03:16Avec un tel coût, est-ce que ça ne serait pas dangereux de suspendre la réforme des retraites demain ?
03:21Alors oui et non. Le problème, c'est qu'à l'heure actuelle, cette suspension pourrait certes coûter beaucoup d'argent.
03:27Mais la crise politique qu'on traverse depuis plusieurs semaines, même plusieurs mois, elle coûte aussi très cher.
03:33Elle ne coûte très cher. Pourquoi ? Parce qu'à chaque nouveau rebondissement, à chaque fois qu'un gouvernement chute,
03:37à chaque fois qu'il y a un nouveau signe d'instabilité, les taux d'emprunt de la France augmentent.
03:42Globalement, depuis la dissolution de l'Assemblée nationale en juin 2024, on paye des intérêts de plus en plus élevés pour emprunter sur les marchés financiers.
03:51Et tout cet argent qu'on débourse, ça vient aussi peser sur nos finances publiques.
03:54Donc aujourd'hui, on peut se poser la question, est-ce que ce ne serait pas préférable de supporter le coût d'une suspension de la réforme des retraites ?
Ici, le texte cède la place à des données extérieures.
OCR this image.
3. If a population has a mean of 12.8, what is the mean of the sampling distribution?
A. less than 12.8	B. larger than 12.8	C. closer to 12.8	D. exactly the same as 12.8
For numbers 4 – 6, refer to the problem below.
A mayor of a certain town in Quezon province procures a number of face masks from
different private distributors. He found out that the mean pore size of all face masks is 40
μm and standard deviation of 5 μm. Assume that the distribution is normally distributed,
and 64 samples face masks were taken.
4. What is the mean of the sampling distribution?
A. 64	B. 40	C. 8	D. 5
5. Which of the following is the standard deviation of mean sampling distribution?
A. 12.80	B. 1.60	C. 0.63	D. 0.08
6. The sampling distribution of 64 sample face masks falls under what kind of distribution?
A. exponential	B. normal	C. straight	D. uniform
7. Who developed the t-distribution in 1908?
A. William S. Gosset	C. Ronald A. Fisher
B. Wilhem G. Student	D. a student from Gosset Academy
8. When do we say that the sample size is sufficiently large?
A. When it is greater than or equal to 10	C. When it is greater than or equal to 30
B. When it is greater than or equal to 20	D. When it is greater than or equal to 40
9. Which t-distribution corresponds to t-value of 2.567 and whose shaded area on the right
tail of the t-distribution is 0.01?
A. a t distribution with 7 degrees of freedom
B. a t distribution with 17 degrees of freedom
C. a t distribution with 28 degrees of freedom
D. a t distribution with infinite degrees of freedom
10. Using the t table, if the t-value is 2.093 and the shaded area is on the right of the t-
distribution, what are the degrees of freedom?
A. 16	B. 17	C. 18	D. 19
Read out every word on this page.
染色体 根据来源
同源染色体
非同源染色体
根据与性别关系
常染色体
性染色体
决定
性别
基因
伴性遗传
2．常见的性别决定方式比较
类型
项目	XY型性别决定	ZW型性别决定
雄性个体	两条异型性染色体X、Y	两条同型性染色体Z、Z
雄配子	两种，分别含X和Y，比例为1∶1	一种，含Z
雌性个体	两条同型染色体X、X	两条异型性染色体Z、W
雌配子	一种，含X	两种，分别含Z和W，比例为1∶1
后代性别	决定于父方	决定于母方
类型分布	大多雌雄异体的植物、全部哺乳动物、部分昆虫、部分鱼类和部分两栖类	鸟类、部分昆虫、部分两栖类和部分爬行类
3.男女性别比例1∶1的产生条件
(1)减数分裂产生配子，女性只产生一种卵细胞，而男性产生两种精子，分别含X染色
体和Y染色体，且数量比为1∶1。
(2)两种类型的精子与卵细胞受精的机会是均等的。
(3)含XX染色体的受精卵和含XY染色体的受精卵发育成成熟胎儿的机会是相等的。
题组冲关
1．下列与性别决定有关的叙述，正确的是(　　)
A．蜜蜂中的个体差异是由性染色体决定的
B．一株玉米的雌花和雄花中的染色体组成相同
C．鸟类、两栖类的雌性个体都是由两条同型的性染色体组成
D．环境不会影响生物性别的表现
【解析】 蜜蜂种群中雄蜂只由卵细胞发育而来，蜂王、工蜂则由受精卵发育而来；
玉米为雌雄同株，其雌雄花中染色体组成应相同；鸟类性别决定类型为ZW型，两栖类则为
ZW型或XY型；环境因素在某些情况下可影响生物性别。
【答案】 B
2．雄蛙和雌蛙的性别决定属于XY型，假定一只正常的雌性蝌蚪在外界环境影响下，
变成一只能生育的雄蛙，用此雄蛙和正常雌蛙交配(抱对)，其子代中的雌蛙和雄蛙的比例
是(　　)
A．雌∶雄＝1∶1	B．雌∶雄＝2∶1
04:02Surtout si ça permet aux partis politiques de s'entendre, de s'entendre pour former un gouvernement et aussi de trouver un budget 2026,
04:09ce qui est très important, plutôt que de laisser la crise politique se poursuivre et prendre le risque que ça nous coûte, au final, beaucoup plus cher.
04:17C'est peut-être l'option qui est en train de se dessiner actuellement.
04:21Surtout qu'à l'heure actuelle, nos finances publiques ne vont déjà pas très bien.
04:24Nos voisins nous regardent à ce sujet.
04:26Oui, on parle même depuis un petit moment de dérapage de nos finances publiques.
04:29On va regarder quelques chiffres. Notre déficit, vous allez le voir, est passé en 2019 de 2,4% du PIB à 5,8% l'an dernier.
04:41A priori, on se dirige vers 5,4% pour cette année. C'est considérable.
04:46Idem du côté de la dette, on a atteint un record en valeur à plus de 3 416 milliards d'euros.
04:52Ça représente plus de 115% du PIB.
04:56Donc oui, il y a urgence à agir pour redresser nos finances publiques, en tout cas, dans un premier temps, pour ne pas aggraver la situation.
05:05Merci beaucoup, Johanna, pour l'explication et donc ces chiffres qu'il est toujours bon de rappeler.